The challenge is that there is now a record lack of inventory in Custer County. Generally, the spring selling season is a time were the inventory of land and homes for sale is at a peak. But not this year. Homes that hit the market generally sell within a week or two, and vacant land sales are brisk. Real Estate agents are working harder and longer than they have in decades. Thanks to online real estate website, Zillow, it has never been easier for outsiders to shop for homes and land in the Valley.
Builders are also seeing a boom in demand. Most contractors are booked for the next year, and many of the more established contractors are often scheduled for several years. Prices for building a new home are also growing due to an increase in lumber prices. Lumber prices are up about 40 percent from 2019 due to a combination of shipping problems and increased demand for new homes. Skilled labor in the Valley is also in short supply.
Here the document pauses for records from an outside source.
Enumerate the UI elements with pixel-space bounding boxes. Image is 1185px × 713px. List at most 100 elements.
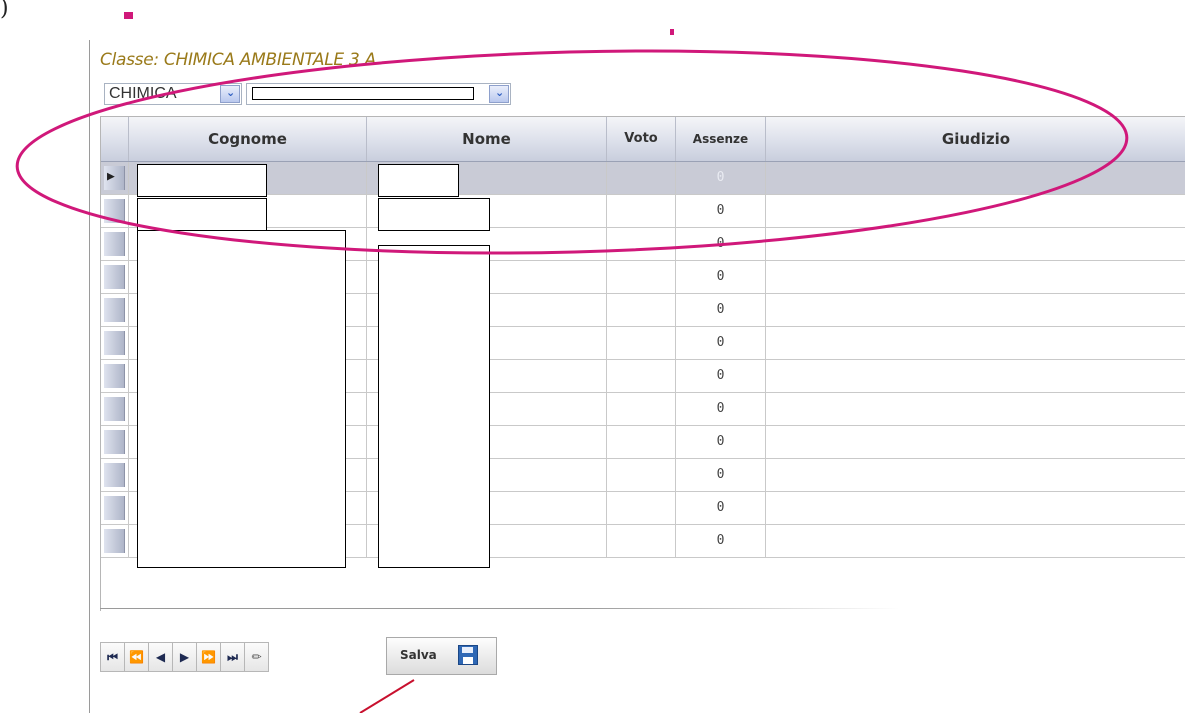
row-handle[interactable] [104,331,125,355]
previous-record-icon[interactable]: ◀ [148,642,173,672]
cell-giudizio[interactable] [766,327,1185,359]
row-selector[interactable] [101,294,129,326]
cell-voto[interactable] [607,294,676,326]
current-row-icon: ▶ [107,169,115,184]
cell-voto[interactable] [607,195,676,227]
row-handle[interactable] [104,364,125,388]
row-handle[interactable] [104,430,125,454]
cell-voto[interactable] [607,426,676,458]
grid-footer-line [100,608,900,609]
cell-giudizio[interactable] [766,492,1185,524]
row-handle[interactable] [104,529,125,553]
cell-giudizio[interactable] [766,228,1185,260]
cell-assenze[interactable]: 0 [676,195,766,227]
cell-assenze[interactable]: 0 [676,294,766,326]
cell-assenze[interactable]: 0 [676,228,766,260]
next-page-icon[interactable]: ⏩ [196,642,221,672]
cell-assenze[interactable]: 0 [676,261,766,293]
pencil-icon[interactable]: ✏ [244,642,269,672]
row-selector[interactable] [101,525,129,557]
row-handle[interactable] [104,199,125,223]
cell-giudizio[interactable] [766,294,1185,326]
cell-assenze[interactable]: 0 [676,162,766,194]
row-handle[interactable] [104,397,125,421]
row-selector[interactable] [101,327,129,359]
first-record-icon[interactable]: ⏮ [100,642,125,672]
redacted-nome [378,198,490,231]
row-selector[interactable]: ▶ [101,162,129,194]
grid-header: Cognome Nome Voto Assenze Giudizio [101,117,1185,162]
last-record-icon[interactable]: ⏭ [220,642,245,672]
cell-voto[interactable] [607,327,676,359]
cell-voto[interactable] [607,162,676,194]
row-selector[interactable] [101,261,129,293]
subject-select-value: CHIMICA [109,85,177,102]
row-selector[interactable] [101,228,129,260]
cell-assenze[interactable]: 0 [676,459,766,491]
cell-giudizio[interactable] [766,426,1185,458]
cell-voto[interactable] [607,459,676,491]
row-handle[interactable] [104,463,125,487]
cell-voto[interactable] [607,360,676,392]
row-handle[interactable] [104,232,125,256]
cell-voto[interactable] [607,228,676,260]
corner-mark: ) [0,0,9,21]
redacted-nome [378,164,459,197]
annotation-dot [670,29,674,35]
cell-assenze[interactable]: 0 [676,525,766,557]
period-dropdown-button[interactable]: ⌄ [489,85,509,103]
column-header-giudizio[interactable]: Giudizio [766,117,1185,161]
row-selector[interactable] [101,459,129,491]
redacted-nome [378,245,490,568]
cell-voto[interactable] [607,261,676,293]
record-navigator: ⏮ ⏪ ◀ ▶ ⏩ ⏭ ✏ [100,642,269,674]
annotation-dot [124,12,133,19]
students-grid: Cognome Nome Voto Assenze Giudizio ▶ 0 0 0 0… [100,116,1185,611]
cell-giudizio[interactable] [766,393,1185,425]
cell-voto[interactable] [607,393,676,425]
column-header-nome[interactable]: Nome [367,117,607,161]
redacted-period-value [252,87,474,100]
redacted-cognome [137,164,267,197]
cell-assenze[interactable]: 0 [676,426,766,458]
cell-giudizio[interactable] [766,162,1185,194]
row-handle[interactable] [104,496,125,520]
cell-giudizio[interactable] [766,195,1185,227]
row-handle[interactable] [104,265,125,289]
row-selector[interactable] [101,492,129,524]
cell-assenze[interactable]: 0 [676,393,766,425]
subject-select[interactable]: CHIMICA ⌄ [104,83,242,105]
row-selector[interactable] [101,360,129,392]
redacted-cognome [137,230,346,568]
cell-giudizio[interactable] [766,261,1185,293]
next-record-icon[interactable]: ▶ [172,642,197,672]
cell-giudizio[interactable] [766,360,1185,392]
row-selector-header [101,117,129,161]
save-button-label: Salva [400,648,437,662]
cell-assenze[interactable]: 0 [676,327,766,359]
column-header-voto[interactable]: Voto [607,117,676,161]
subject-dropdown-button[interactable]: ⌄ [220,85,240,103]
panel-border [89,40,90,713]
previous-page-icon[interactable]: ⏪ [124,642,149,672]
row-selector[interactable] [101,195,129,227]
row-handle[interactable] [104,298,125,322]
period-select[interactable]: ⌄ [246,83,511,105]
class-title: Classe: CHIMICA AMBIENTALE 3 A [100,50,376,70]
redacted-cognome [137,198,267,231]
save-button[interactable]: Salva [386,637,497,675]
cell-giudizio[interactable] [766,459,1185,491]
cell-giudizio[interactable] [766,525,1185,557]
chevron-down-icon: ⌄ [495,86,505,99]
cell-assenze[interactable]: 0 [676,360,766,392]
chevron-down-icon: ⌄ [226,86,236,99]
cell-voto[interactable] [607,492,676,524]
floppy-disk-icon [458,645,478,665]
row-selector[interactable] [101,426,129,458]
column-header-assenze[interactable]: Assenze [676,117,766,161]
row-selector[interactable] [101,393,129,425]
cell-voto[interactable] [607,525,676,557]
annotation-arrow [359,679,415,713]
cell-assenze[interactable]: 0 [676,492,766,524]
column-header-cognome[interactable]: Cognome [129,117,367,161]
This is caused by a lack of affordable housing and a general lack of qualified workers in the nation.
The increase in the value of property also means that property taxes are rising. In the story below this article, Custer County Assessor J.D. Henrich explains what the increase in value means for owners in Custer County. While the increase in value and taxes is meaningful, Custer County still enjoys some of the lowest property tax rates in Colorado.
In all, the real estate boom in the Valley is good for businesses, and the economy is at its best in over a decade and a half. The problems that arise from the boom are familiar; affordable housing or rentals is scarce, labor is in high demand, and inventory to sell is low.
According to real estate advertisers in the Tribune, there is no slowing in demand for homes and property in the Valley. It is looking like 2021 will set an even higher record than seen in 2020.